You'll find five gameplay modes to test your skills in: arcade, versus, kumite, AI system, and training. The arcade, versus, and kumite modes are on tap to offer some hefty challenges, and the training and AI system modes are on hand to allow you to brush up on your fighting skills and customize your character. While specific details are a bit thin at the moment, it looks as though the game will also employ a variation on the magnetic card system incorporated into the Japanese arcade versions of Virtua Fighter 4. The cards are inserted into a slot in the arcade unit and let you save your character and ranking. The system allows the two players to see how skilled they both are by displaying their win-loss records. However, the biggest appeal of the magnetic card system, besides bragging rights, is that by winning fights in succession, you are able to unlock new items for use in the game. You can customize your character's appearance with a wide variety of items ranging from blue rabbits to clothing accessories. A plainly attired fighter taking on an opponent decked out like a Mardi Gras float would just be asking for trouble. While we couldn't get details out of Sega as to exactly how the card system will be implemented in the PS2 version of the game, we suspect that the game will use a PS2 memory card as a substitute for the cards used in Japanese arcades and allow players to open secrets in the game. We're fairly certain the feature will be included in some fashion, as the special items are definitely in the game--we played a few matches against Lion in the kumite mode, and he was wearing a glossy motorcycle helmet, which is one of his unlockable items.

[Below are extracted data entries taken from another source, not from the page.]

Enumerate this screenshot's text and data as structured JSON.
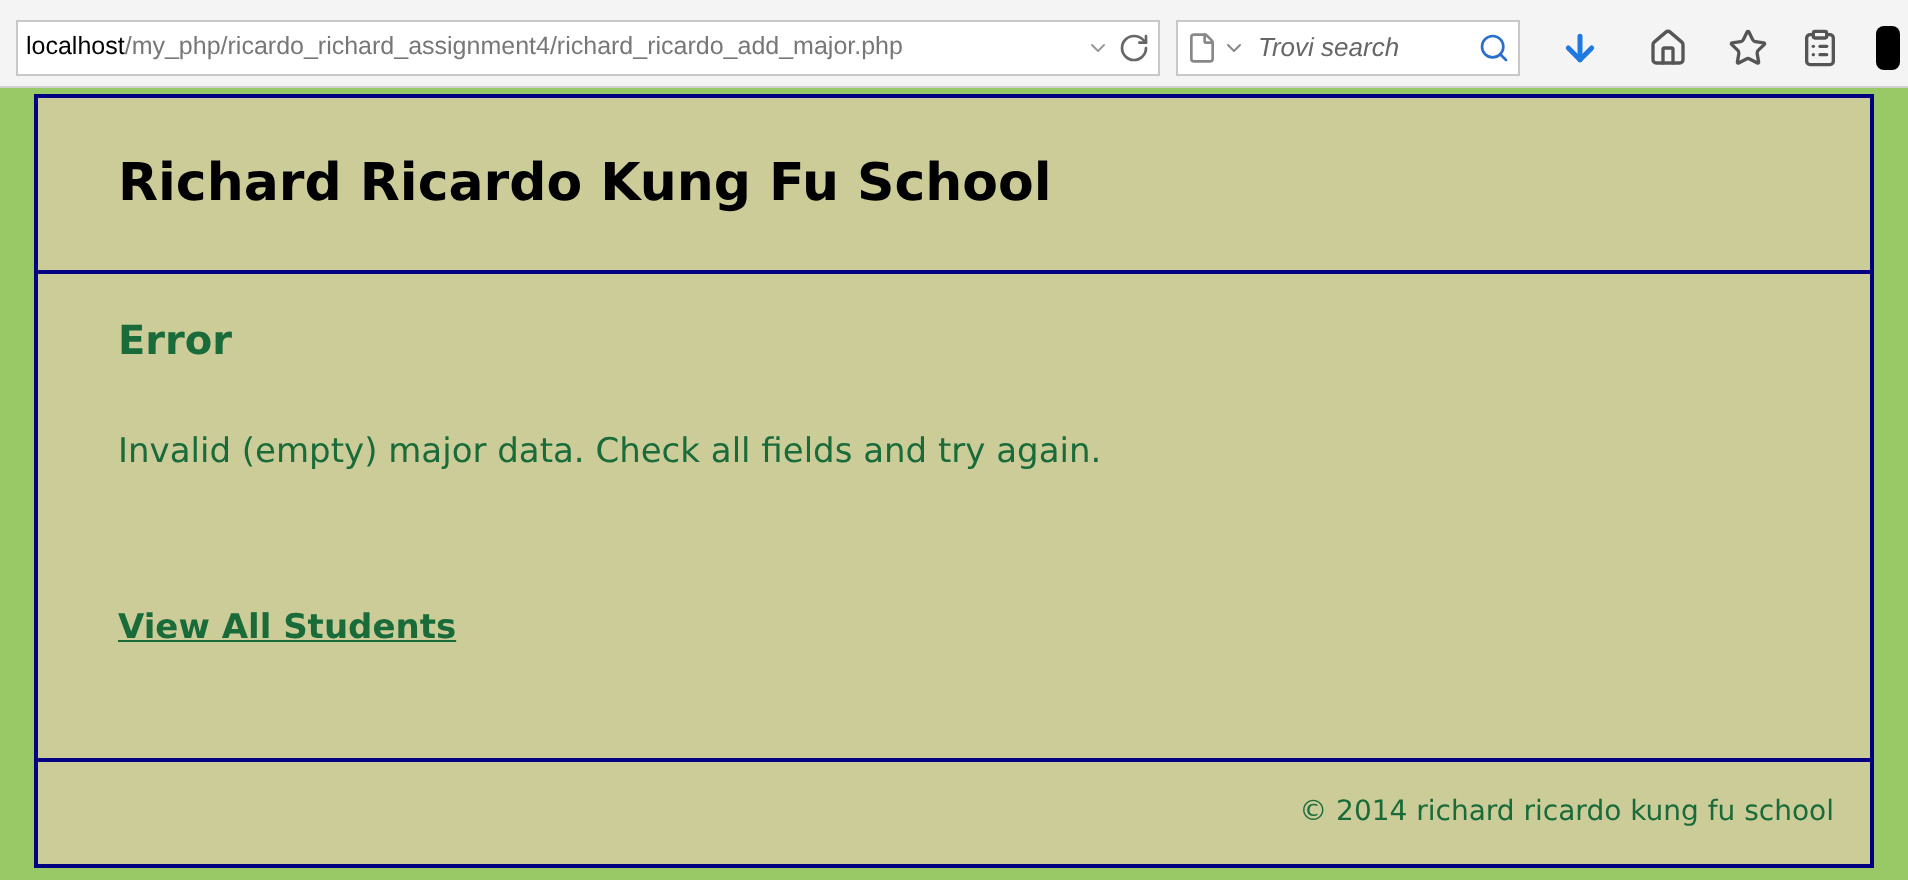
{
  "browser": {
    "url_host": "localhost",
    "url_path": "/my_php/ricardo_richard_assignment4/richard_ricardo_add_major.php",
    "search_placeholder": "Trovi search"
  },
  "header": {
    "title": "Richard Ricardo Kung Fu School"
  },
  "content": {
    "heading": "Error",
    "message": "Invalid (empty) major data. Check all fields and try again.",
    "link": "View All Students"
  },
  "footer": {
    "text": "© 2014 richard ricardo kung fu school"
  }
}
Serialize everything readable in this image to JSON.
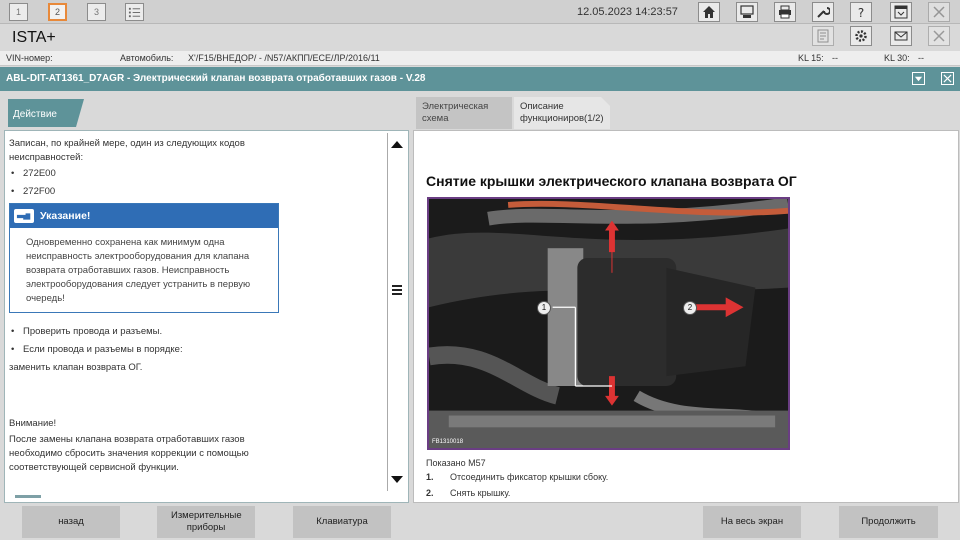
{
  "toolbar": {
    "tabs": [
      "1",
      "2",
      "3"
    ],
    "active_tab": "2",
    "datetime": "12.05.2023 14:23:57",
    "icons": [
      "list-icon",
      "home-icon",
      "vehicle-icon",
      "print-icon",
      "wrench-icon",
      "help-icon",
      "display-icon",
      "close-icon"
    ]
  },
  "app": {
    "title": "ISTA+",
    "row_icons": [
      "notes-icon",
      "settings-icon",
      "mail-icon",
      "close-icon"
    ]
  },
  "vehicle": {
    "vin_label": "VIN-номер:",
    "vin_value": "",
    "car_label": "Автомобиль:",
    "car_value": "X'/F15/ВНЕДОР/ - /N57/АКПП/ЕСЕ/ЛР/2016/11",
    "kl15_label": "KL 15:",
    "kl15_value": "--",
    "kl30_label": "KL 30:",
    "kl30_value": "--"
  },
  "header": {
    "title": "ABL-DIT-AT1361_D7AGR - Электрический клапан возврата отработавших газов - V.28"
  },
  "left": {
    "tab": "Действие",
    "intro": "Записан, по крайней мере, один из следующих кодов неисправностей:",
    "codes": [
      "272E00",
      "272F00"
    ],
    "note_title": "Указание!",
    "note_text": "Одновременно сохранена как минимум одна неисправность электрооборудования для клапана возврата отработавших газов. Неисправность электрооборудования следует устранить в первую очередь!",
    "checks": [
      "Проверить провода и разъемы.",
      "Если провода и разъемы в порядке:"
    ],
    "action": "заменить клапан возврата ОГ.",
    "attention_title": "Внимание!",
    "attention_text": "После замены клапана возврата отработавших газов необходимо сбросить значения коррекции с помощью соответствующей сервисной функции."
  },
  "right": {
    "tabs": [
      {
        "label": "Электрическая схема",
        "active": false
      },
      {
        "label": "Описание функциониров(1/2)",
        "active": true
      }
    ],
    "title": "Снятие крышки электрического клапана возврата ОГ",
    "image_code": "FB1310018",
    "callouts": [
      "1",
      "2"
    ],
    "caption": "Показано M57",
    "steps": [
      {
        "num": "1.",
        "text": "Отсоединить фиксатор крышки сбоку."
      },
      {
        "num": "2.",
        "text": "Снять крышку."
      }
    ]
  },
  "buttons": {
    "back": "назад",
    "meters": "Измерительные приборы",
    "keyboard": "Клавиатура",
    "fullscreen": "На весь экран",
    "continue": "Продолжить"
  }
}
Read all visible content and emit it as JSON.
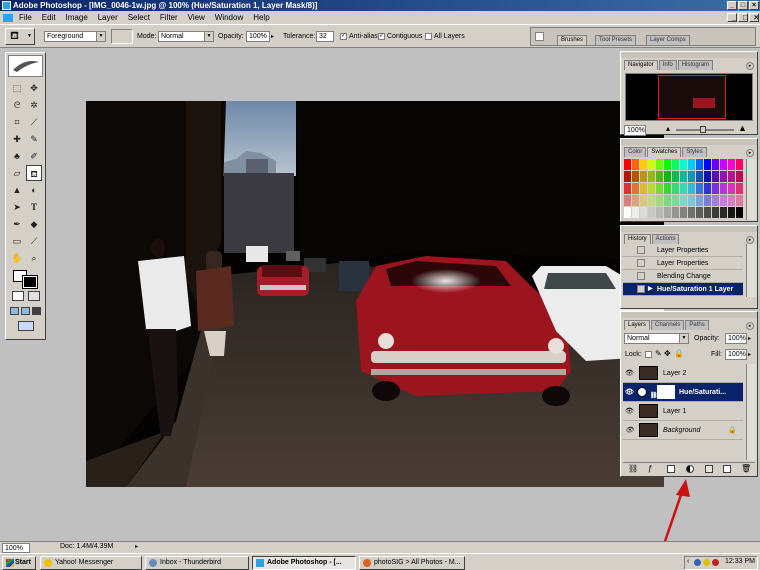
{
  "app": {
    "title": "Adobe Photoshop - [IMG_0046-1w.jpg @ 100% (Hue/Saturation 1, Layer Mask/8)]",
    "menu": [
      "File",
      "Edit",
      "Image",
      "Layer",
      "Select",
      "Filter",
      "View",
      "Window",
      "Help"
    ]
  },
  "options": {
    "fill_source": "Foreground",
    "mode_label": "Mode:",
    "mode_value": "Normal",
    "opacity_label": "Opacity:",
    "opacity_value": "100%",
    "tolerance_label": "Tolerance:",
    "tolerance_value": "32",
    "antialias_label": "Anti-alias",
    "contiguous_label": "Contiguous",
    "all_layers_label": "All Layers",
    "palette_well": [
      "Brushes",
      "Tool Presets",
      "Layer Comps"
    ]
  },
  "navigator": {
    "tabs": [
      "Navigator",
      "Info",
      "Histogram"
    ],
    "zoom": "100%"
  },
  "swatches": {
    "tabs": [
      "Color",
      "Swatches",
      "Styles"
    ]
  },
  "history": {
    "tabs": [
      "History",
      "Actions"
    ],
    "items": [
      "Layer Properties",
      "Layer Properties",
      "Blending Change",
      "Hue/Saturation 1 Layer"
    ]
  },
  "layers": {
    "tabs": [
      "Layers",
      "Channels",
      "Paths"
    ],
    "blend_mode": "Normal",
    "opacity_label": "Opacity:",
    "opacity_value": "100%",
    "lock_label": "Lock:",
    "fill_label": "Fill:",
    "fill_value": "100%",
    "items": [
      "Layer 2",
      "Hue/Saturati...",
      "Layer 1",
      "Background"
    ]
  },
  "status": {
    "zoom": "100%",
    "doc": "Doc: 1.4M/4.39M"
  },
  "taskbar": {
    "start": "Start",
    "items": [
      "Yahoo! Messenger",
      "Inbox - Thunderbird",
      "Adobe Photoshop - [...",
      "photoSIG > All Photos - M..."
    ],
    "clock": "12:33 PM"
  },
  "colors": {
    "title_gradient_start": "#0a246a",
    "title_gradient_end": "#3a6ea5",
    "chrome": "#d4d0c8",
    "workspace": "#c0c0c0",
    "selection": "#0a246a",
    "annotation_arrow": "#cc1111"
  }
}
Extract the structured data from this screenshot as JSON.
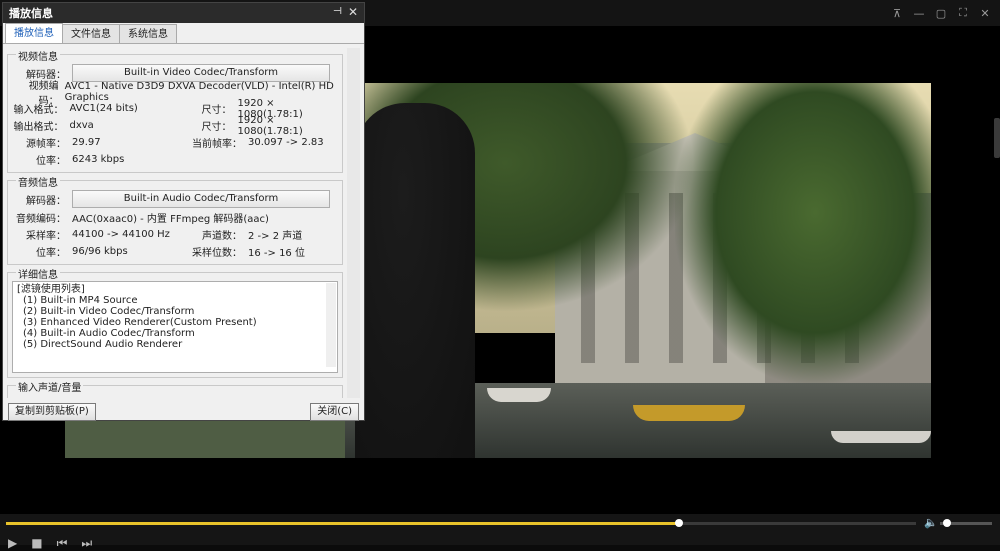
{
  "player": {
    "window_controls": [
      {
        "name": "pin-icon",
        "glyph": "⊼"
      },
      {
        "name": "minimize-icon",
        "glyph": "—"
      },
      {
        "name": "restore-icon",
        "glyph": "▢"
      },
      {
        "name": "fullscreen-icon",
        "glyph": "⛶"
      },
      {
        "name": "close-icon",
        "glyph": "✕"
      }
    ],
    "progress_fraction": 0.74,
    "volume_fraction": 0.05,
    "accent_color": "#e8c22a"
  },
  "dialog": {
    "title": "播放信息",
    "tabs": [
      "播放信息",
      "文件信息",
      "系统信息"
    ],
    "video": {
      "group_title": "视频信息",
      "decoder_label": "解码器：",
      "decoder_button": "Built-in Video Codec/Transform",
      "rows": [
        {
          "label": "视频编码：",
          "value": "AVC1 - Native D3D9 DXVA Decoder(VLD) - Intel(R) HD Graphics"
        },
        {
          "label": "输入格式：",
          "value": "AVC1(24 bits)",
          "label2": "尺寸：",
          "value2": "1920 × 1080(1.78:1)"
        },
        {
          "label": "输出格式：",
          "value": "dxva",
          "label2": "尺寸：",
          "value2": "1920 × 1080(1.78:1)"
        },
        {
          "label": "源帧率：",
          "value": "29.97",
          "label2": "当前帧率：",
          "value2": "30.097 -> 2.83"
        },
        {
          "label": "位率：",
          "value": "6243 kbps"
        }
      ]
    },
    "audio": {
      "group_title": "音频信息",
      "decoder_label": "解码器：",
      "decoder_button": "Built-in Audio Codec/Transform",
      "rows": [
        {
          "label": "音频编码：",
          "value": "AAC(0xaac0) - 内置 FFmpeg 解码器(aac)"
        },
        {
          "label": "采样率：",
          "value": "44100 -> 44100 Hz",
          "label2": "声道数：",
          "value2": "2 -> 2 声道"
        },
        {
          "label": "位率：",
          "value": "96/96 kbps",
          "label2": "采样位数：",
          "value2": "16 -> 16 位"
        }
      ]
    },
    "detail": {
      "group_title": "详细信息",
      "lines": [
        "[滤镜使用列表]",
        "(1) Built-in MP4 Source",
        "(2) Built-in Video Codec/Transform",
        "(3) Enhanced Video Renderer(Custom Present)",
        "(4) Built-in Audio Codec/Transform",
        "(5) DirectSound Audio Renderer"
      ]
    },
    "input_group_title": "输入声道/音量",
    "copy_button": "复制到剪贴板(P)",
    "close_button": "关闭(C)"
  }
}
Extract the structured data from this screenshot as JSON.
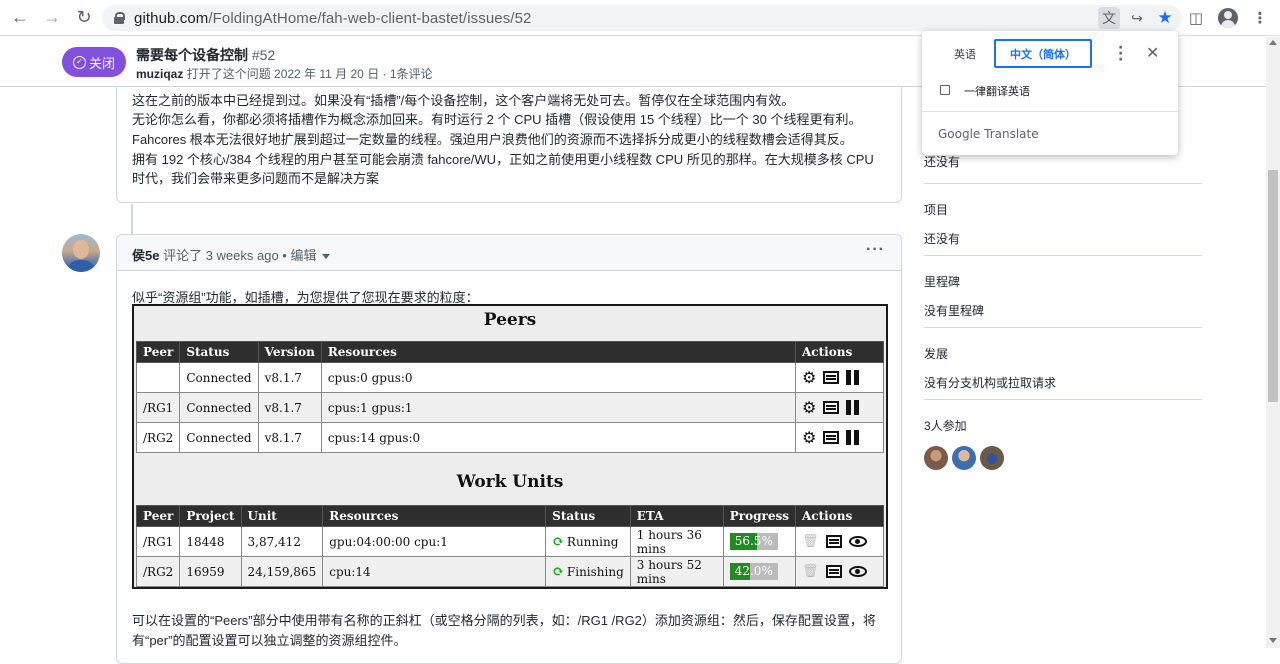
{
  "browser": {
    "url_host": "github.com",
    "url_path": "/FoldingAtHome/fah-web-client-bastet/issues/52"
  },
  "issue": {
    "state_label": "关闭",
    "title": "需要每个设备控制",
    "number": "#52",
    "author": "muziqaz",
    "meta": "打开了这个问题 2022 年 11 月 20 日 · 1条评论"
  },
  "first_comment": {
    "lines": [
      "这在之前的版本中已经提到过。如果没有“插槽”/每个设备控制，这个客户端将无处可去。暂停仅在全球范围内有效。",
      "无论你怎么看，你都必须将插槽作为概念添加回来。有时运行 2 个 CPU 插槽（假设使用 15 个线程）比一个 30 个线程更有利。",
      "Fahcores 根本无法很好地扩展到超过一定数量的线程。强迫用户浪费他们的资源而不选择拆分成更小的线程数槽会适得其反。",
      "拥有 192 个核心/384 个线程的用户甚至可能会崩溃 fahcore/WU，正如之前使用更小线程数 CPU 所见的那样。在大规模多核 CPU",
      "时代，我们会带来更多问题而不是解决方案"
    ]
  },
  "second_comment": {
    "author": "侯5e",
    "meta": "评论了 3 weeks ago • 编辑",
    "intro": "似乎“资源组”功能，如插槽，为您提供了您现在要求的粒度：",
    "outro": "可以在设置的“Peers”部分中使用带有名称的正斜杠（或空格分隔的列表，如：/RG1 /RG2）添加资源组：然后，保存配置设置，将有“per”的配置设置可以独立调整的资源组控件。"
  },
  "fah": {
    "peers_title": "Peers",
    "peers_headers": [
      "Peer",
      "Status",
      "Version",
      "Resources",
      "Actions"
    ],
    "peers_rows": [
      {
        "peer": "",
        "status": "Connected",
        "version": "v8.1.7",
        "resources": "cpus:0 gpus:0"
      },
      {
        "peer": "/RG1",
        "status": "Connected",
        "version": "v8.1.7",
        "resources": "cpus:1 gpus:1"
      },
      {
        "peer": "/RG2",
        "status": "Connected",
        "version": "v8.1.7",
        "resources": "cpus:14 gpus:0"
      }
    ],
    "wu_title": "Work Units",
    "wu_headers": [
      "Peer",
      "Project",
      "Unit",
      "Resources",
      "Status",
      "ETA",
      "Progress",
      "Actions"
    ],
    "wu_rows": [
      {
        "peer": "/RG1",
        "project": "18448",
        "unit": "3,87,412",
        "resources": "gpu:04:00:00 cpu:1",
        "status": "Running",
        "eta": "1 hours 36 mins",
        "progress_label": "56.5%",
        "progress": 56.5
      },
      {
        "peer": "/RG2",
        "project": "16959",
        "unit": "24,159,865",
        "resources": "cpu:14",
        "status": "Finishing",
        "eta": "3 hours 52 mins",
        "progress_label": "42.0%",
        "progress": 42.0
      }
    ]
  },
  "sidebar": {
    "first_value": "还没有",
    "projects_label": "项目",
    "projects_value": "还没有",
    "milestone_label": "里程碑",
    "milestone_value": "没有里程碑",
    "development_label": "发展",
    "development_value": "没有分支机构或拉取请求",
    "participants_label": "3人参加"
  },
  "translate_popup": {
    "tab_source": "英语",
    "tab_target": "中文（简体）",
    "always_translate": "一律翻译英语",
    "brand": "Google Translate"
  },
  "colors": {
    "closed": "#8250df",
    "connected": "#1aaa1a",
    "project": "#f08030",
    "progress_fill": "#1f8c1f",
    "accent": "#1a73e8"
  }
}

Akira puts the beat down on Jacky.
Akira puts the beat down on Jacky.

So far, Virtua Fighter 4 for the PS2 is coming along incredibly well. Even though the early build we played had a few quirks, the game already looks and plays extremely well. With the game expected to release in the latter end of this quarter in the US, AM2 should have ample time to polish and tune the game. Barring some massive calamity, the game looks to be the finest home conversion of a Virtua Fighter game yet. Look for a more in-depth preview of the game in the coming weeks.